I first heard of this book when Chip Conley gave a talk at one of the Long Now's Seminars on Long Term Thinking in March 02019: The Modern Elder and the Intergenerational Workplace. I didn't consider reading the book after listening to him then. The talk was interesting, but I didn't give the book any thought at all.
Then earlier this week, while compiling a list of things to read on the topic of managing older employees, the book popped up again. This time I had a reason to get it, so I picked it up immediately on Kindle (a rarity for me—I tend to get things at the library or used).

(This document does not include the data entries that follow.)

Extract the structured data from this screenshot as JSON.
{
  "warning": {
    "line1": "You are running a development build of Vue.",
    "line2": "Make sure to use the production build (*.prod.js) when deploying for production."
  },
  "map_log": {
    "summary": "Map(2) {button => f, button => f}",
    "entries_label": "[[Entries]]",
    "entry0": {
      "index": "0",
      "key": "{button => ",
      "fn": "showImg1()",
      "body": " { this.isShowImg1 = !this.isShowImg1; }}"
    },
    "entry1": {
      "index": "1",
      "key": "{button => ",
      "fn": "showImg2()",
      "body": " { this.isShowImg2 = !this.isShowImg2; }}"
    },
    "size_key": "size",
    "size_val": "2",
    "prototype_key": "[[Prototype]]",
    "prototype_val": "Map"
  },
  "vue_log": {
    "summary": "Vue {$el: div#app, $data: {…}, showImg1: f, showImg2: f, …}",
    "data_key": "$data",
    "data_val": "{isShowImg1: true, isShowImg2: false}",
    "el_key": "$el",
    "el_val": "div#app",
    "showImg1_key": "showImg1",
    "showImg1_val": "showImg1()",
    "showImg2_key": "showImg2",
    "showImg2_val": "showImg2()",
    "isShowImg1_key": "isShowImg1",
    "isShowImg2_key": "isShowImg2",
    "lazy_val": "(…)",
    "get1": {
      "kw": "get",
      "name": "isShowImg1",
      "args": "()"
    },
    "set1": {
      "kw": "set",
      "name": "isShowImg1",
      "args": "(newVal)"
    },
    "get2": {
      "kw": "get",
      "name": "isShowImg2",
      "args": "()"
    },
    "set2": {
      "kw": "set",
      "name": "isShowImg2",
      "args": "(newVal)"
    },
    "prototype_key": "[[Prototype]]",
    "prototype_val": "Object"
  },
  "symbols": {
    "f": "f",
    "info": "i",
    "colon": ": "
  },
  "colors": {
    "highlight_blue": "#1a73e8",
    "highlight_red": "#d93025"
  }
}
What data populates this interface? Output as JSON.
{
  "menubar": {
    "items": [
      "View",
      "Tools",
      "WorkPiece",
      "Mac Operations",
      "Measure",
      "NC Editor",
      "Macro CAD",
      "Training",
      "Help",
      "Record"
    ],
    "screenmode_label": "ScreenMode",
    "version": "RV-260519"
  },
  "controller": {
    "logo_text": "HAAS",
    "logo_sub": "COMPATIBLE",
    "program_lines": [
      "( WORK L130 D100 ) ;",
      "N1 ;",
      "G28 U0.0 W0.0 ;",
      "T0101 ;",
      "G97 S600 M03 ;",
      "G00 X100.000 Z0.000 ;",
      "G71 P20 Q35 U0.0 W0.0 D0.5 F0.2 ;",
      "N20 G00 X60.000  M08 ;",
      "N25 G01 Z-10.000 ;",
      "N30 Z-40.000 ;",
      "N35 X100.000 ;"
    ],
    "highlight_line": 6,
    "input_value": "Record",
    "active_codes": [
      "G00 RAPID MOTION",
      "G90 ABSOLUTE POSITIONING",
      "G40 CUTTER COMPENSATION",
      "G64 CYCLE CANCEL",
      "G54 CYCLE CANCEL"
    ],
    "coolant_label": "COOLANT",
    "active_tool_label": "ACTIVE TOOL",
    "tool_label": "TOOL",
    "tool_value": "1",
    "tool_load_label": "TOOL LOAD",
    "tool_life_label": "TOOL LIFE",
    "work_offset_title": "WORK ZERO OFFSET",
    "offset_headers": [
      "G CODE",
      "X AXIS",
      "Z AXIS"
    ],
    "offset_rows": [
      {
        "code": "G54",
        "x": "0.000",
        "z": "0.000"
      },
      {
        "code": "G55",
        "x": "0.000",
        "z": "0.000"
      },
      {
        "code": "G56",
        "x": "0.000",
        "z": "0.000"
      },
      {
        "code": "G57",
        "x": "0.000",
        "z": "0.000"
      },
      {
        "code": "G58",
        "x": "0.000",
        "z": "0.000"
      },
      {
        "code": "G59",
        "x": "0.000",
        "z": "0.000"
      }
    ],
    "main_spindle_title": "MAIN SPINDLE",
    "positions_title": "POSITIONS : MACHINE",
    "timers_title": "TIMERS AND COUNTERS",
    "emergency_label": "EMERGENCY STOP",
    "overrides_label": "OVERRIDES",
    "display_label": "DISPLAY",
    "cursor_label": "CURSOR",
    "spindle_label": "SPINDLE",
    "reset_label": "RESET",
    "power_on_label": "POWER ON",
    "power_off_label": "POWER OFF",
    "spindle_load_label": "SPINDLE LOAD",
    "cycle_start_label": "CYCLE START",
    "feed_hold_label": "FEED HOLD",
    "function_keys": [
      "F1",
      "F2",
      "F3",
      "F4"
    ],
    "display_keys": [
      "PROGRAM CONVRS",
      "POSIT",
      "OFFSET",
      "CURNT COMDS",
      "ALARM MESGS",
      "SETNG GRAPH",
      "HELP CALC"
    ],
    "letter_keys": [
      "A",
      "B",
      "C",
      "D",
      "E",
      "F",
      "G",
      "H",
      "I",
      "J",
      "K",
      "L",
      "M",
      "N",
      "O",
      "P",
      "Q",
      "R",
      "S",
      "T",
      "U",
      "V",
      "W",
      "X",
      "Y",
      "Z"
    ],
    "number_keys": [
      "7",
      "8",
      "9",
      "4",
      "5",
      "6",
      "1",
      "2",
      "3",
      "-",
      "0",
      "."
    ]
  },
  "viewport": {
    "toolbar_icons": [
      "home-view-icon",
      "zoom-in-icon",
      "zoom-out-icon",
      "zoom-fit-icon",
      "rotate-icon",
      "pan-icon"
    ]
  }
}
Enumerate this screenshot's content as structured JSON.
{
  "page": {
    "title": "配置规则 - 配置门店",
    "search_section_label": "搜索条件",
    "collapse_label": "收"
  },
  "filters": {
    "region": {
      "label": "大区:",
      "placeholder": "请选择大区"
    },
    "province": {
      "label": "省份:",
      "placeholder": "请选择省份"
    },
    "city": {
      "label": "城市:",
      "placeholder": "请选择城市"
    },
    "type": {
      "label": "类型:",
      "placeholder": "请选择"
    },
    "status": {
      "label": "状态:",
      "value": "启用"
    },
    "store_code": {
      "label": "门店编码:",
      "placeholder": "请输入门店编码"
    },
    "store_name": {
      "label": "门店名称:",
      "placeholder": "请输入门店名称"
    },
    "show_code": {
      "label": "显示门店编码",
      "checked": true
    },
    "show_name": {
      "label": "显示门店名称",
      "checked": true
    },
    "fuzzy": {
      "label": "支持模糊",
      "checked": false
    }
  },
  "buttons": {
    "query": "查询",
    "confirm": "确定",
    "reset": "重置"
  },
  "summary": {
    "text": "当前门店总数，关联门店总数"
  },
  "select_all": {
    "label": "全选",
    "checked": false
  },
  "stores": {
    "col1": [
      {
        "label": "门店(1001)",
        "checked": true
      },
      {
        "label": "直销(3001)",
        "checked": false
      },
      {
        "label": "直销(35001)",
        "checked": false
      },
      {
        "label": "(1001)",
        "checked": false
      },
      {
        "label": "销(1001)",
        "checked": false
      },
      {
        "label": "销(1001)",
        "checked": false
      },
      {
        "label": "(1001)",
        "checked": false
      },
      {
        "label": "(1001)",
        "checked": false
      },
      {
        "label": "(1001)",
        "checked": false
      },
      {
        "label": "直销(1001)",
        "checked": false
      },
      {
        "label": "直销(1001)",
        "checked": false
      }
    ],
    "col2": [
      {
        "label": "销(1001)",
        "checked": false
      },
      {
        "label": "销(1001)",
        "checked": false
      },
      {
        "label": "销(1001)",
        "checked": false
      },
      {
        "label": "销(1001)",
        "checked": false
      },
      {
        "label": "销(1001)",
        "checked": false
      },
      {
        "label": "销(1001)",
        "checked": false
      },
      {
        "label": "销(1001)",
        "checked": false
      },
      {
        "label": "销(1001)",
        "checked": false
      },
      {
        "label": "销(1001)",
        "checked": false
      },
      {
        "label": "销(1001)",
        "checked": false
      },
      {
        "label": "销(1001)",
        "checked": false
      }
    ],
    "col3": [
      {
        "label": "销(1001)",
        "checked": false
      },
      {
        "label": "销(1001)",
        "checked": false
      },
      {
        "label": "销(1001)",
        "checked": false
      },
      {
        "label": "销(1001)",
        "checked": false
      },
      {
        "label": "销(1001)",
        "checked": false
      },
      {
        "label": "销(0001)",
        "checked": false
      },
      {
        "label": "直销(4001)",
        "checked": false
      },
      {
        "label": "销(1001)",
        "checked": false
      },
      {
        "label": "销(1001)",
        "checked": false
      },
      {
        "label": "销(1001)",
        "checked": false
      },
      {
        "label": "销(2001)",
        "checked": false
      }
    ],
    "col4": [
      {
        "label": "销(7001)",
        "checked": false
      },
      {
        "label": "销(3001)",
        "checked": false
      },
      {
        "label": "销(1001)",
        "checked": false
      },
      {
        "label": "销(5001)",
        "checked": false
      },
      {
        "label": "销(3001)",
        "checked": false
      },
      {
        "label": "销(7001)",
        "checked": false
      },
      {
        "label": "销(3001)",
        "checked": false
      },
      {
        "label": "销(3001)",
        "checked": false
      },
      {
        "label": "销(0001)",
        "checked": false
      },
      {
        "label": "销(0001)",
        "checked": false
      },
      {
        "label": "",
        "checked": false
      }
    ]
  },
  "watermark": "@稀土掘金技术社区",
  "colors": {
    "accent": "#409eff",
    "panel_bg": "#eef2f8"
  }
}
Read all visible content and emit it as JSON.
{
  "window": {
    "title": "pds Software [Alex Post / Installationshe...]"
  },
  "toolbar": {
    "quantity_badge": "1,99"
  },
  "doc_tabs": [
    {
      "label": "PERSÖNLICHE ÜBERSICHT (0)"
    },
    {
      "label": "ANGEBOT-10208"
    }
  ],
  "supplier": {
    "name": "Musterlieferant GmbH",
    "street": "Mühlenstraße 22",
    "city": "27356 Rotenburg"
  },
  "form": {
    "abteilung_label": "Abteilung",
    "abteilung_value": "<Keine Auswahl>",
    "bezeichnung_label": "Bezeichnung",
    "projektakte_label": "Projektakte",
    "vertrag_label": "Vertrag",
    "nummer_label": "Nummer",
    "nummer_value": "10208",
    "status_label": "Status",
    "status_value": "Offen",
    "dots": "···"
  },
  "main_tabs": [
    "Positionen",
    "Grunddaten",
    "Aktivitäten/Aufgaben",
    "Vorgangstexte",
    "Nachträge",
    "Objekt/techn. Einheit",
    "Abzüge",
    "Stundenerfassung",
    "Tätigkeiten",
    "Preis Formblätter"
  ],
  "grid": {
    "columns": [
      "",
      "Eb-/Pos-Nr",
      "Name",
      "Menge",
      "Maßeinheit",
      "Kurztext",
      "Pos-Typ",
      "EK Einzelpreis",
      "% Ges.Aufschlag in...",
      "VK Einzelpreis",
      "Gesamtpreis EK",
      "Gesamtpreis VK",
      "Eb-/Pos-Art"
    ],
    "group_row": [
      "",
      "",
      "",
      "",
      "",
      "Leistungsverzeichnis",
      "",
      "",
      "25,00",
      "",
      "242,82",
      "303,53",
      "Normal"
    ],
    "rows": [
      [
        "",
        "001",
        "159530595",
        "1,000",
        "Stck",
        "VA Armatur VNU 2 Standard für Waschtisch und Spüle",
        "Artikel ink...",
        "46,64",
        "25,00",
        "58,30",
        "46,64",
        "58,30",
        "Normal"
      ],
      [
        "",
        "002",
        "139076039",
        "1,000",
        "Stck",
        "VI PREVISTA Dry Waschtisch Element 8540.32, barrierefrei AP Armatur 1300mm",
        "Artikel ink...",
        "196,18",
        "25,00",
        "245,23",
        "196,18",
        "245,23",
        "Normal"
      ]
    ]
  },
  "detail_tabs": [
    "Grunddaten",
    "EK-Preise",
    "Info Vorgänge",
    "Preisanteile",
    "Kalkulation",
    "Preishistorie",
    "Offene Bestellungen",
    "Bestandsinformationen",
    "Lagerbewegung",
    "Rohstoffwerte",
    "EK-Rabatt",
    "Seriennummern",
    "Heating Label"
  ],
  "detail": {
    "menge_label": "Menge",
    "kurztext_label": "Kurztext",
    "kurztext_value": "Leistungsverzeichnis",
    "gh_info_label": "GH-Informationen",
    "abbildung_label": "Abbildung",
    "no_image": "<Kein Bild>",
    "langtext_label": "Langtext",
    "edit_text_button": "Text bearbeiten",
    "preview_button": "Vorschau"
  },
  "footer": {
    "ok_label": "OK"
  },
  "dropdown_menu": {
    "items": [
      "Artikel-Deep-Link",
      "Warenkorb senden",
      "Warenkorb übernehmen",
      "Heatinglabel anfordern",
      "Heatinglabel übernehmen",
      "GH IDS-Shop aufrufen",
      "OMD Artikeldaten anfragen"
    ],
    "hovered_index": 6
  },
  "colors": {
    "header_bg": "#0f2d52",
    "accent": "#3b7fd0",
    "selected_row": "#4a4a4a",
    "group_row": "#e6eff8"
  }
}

The reason for picking up this book is mostly tactical. I want to convince a certain target audience to pick up the mantle as an elder—an experienced person with something to give rather than something to prove. Growing up in aerospace from the mid-2000s on, there always seemed to be some sort of catastrophic warning about the coming workforce turnover, like the punchclock at the factory was going to strike midnight and all the boomers were going to turn into pumpkins. It seemed like an opportunity, honestly. How many times we were told that the average age of engineers on the Apollo program were some obscenely low age, something in their 20s. (Parenthetically: those opportunities exist and existed in this era if you know where to look for them; suffice it to say that it's a fool's errand to look for them in established places.) More than a decade later, the feeling is some uncomfortable amalgam of "please don't go I have more questions" and "why don't you leave already?" The former feeling derives from knowing that they know why things actually work the way they do; the latter feeling is a visceral frustration at the clot of upper-level staff forever occupying the upper-level positions.
So it makes sense, I think, to try to understand how things feel from the other side. And it also makes sense to plan for how to engage that experience and wisdom without casually tossing it out.